The phenomenally popular comic trio Aldo, Giovanni and Giacomo deliver another very local comedy with “Do You Know Claudia?” Running neck and neck with De Laurentiis’ “Christmas in Love,” pic topped the Italian holiday box office just behind “Shrek 2.” Aimed at all ages, story spins smiles around the loneliness and illusions of three men in love with the same woman. Cautiously following AG&S’s established money-making formula, “Claudia” sticks to the TV-style sketches that made the trio famous instead of exploring their theme in a balanced, well-structured script. The gags are sporadically funny, but overall effect is non-cumulative and a bit disappointing.
Narrator Claudia (Paola Cortellesi) is a pretty but mousy Milanese housewife unsatisfyingly married to Aldo (Aldo Baglio).
Initial stretch stumbles badly in presenting the backstory of Claudia’s supposed affair with kooky taxi driver Giovanni (Giovanni Storti). Giovanni mistakes Claudia for his real g.f. (Rossy De Palma). He believes Claudia has left him and becomes hysterically heart-broken.
Meanwhile, Claudia starts seeing the nearly divorced Giacomo (Giacomo Poretti), and Aldo becomes ferociously jealous. Aldo craftily insinuates himself into Giacomo’s life to keep tabs on his wife.
More than love problems, all four characters suffer from bad cases of social alienation (vet stage thesp Ottavia Piccolo delivers pic’s hottest cameo as a psychotherapist). Unfortunately that insight is barely worked out.
After the three men take a road trip that ends at the Tuscan home of Giacomo’s estranged wife (Sandra Ceccarelli), the mistaken identities unravel and the couples come together in a fairly happy ending.
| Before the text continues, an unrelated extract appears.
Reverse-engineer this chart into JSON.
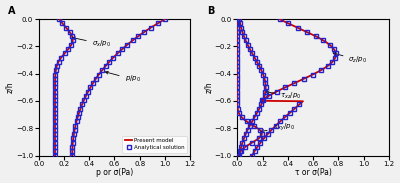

Performances are the keystone here, and in the desolate panorama of current Italian comedy, AG&G can be appreciated as original and multi-layered comics. But it is the talented young comedian Cortellesi who walks off with the film, adding another feather to her crown of noteworthy roles. Pic’s interest level descends notably when she’s off-screen.
Massimo Venier, who has cohelmed with the trio since their 1998 smash debut “Three Men and a Leg” and gets solo directing credit here, clearly has trouble keeping the spotty script together. Technically film is polished but unexceptional.